Von Holger Behrens und Michael Heise 14.08.2015, 10:14
Der Landrat des Burgenlandkreises, Götz Ulrich (CDU)
Der Landrat des Burgenlandkreises, Götz Ulrich (CDU) dpa Lizenz

Bad Kösen - „Borlachschule kein Asylantenheim“, „Asylanten in der Borlachschule niemals“ - die Botschaften, die Nachbarn der einstigen Bildungseinrichtung auf Tücher geschrieben an ihre Fassaden hängten, gaben einen Vorgeschmack auf das, was am Donnerstagabend im Kurmittelhaus von Bad Kösen (Burgenlandkreis) passieren sollte. Die Einwohnerversammlung zum Thema Asyl war nicht nur emotionsgeladen, sondern über weite Teile geprägt von einer aggressiven, ablehnenden Stimmung gegen Asylbewerber.

60 Flüchtlinge - so hatte die Kreisverwaltung kürzlich mitgeteilt - sollen in der einstigen Borlachschule untergebracht werden.
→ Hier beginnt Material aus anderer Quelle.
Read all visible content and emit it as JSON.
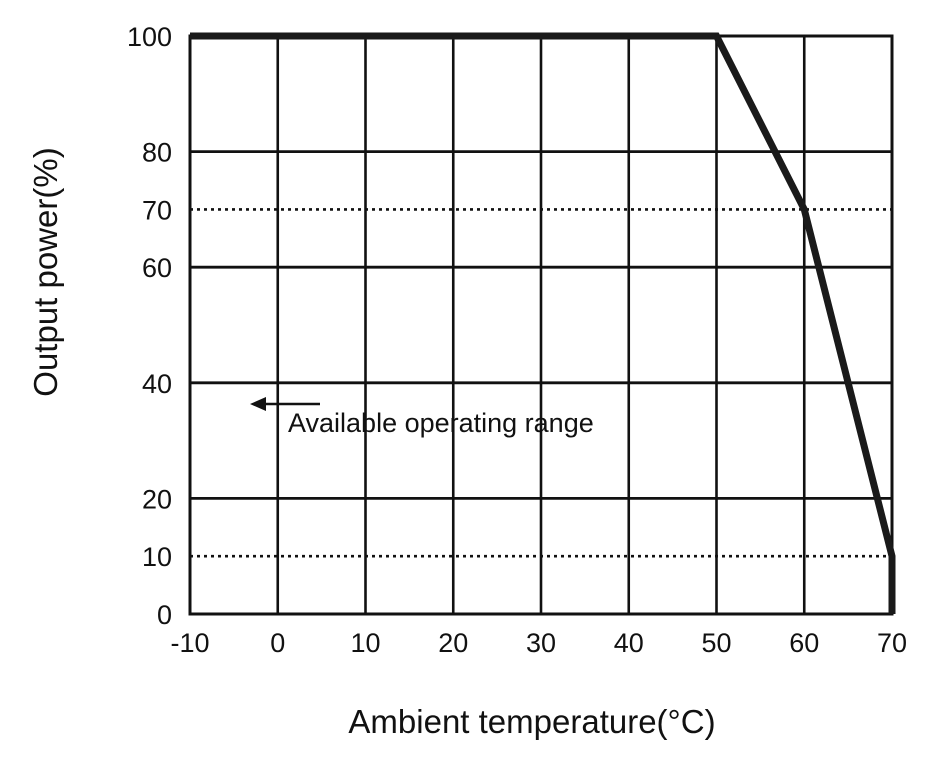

Ab wann, ist noch unklar, als möglicher Zeitpunkt steht der September im Raum.

Rund 300 Männer und Frauen, hauptsächlich Bad Kösener, waren zur Einwohnerversammlung gekommen. So viele, dass das Kurmittelhaus aus allen Nähten platzte und viele Menschen über Lautsprecher draußen zu hören bekamen, was drinnen gesagt wurde.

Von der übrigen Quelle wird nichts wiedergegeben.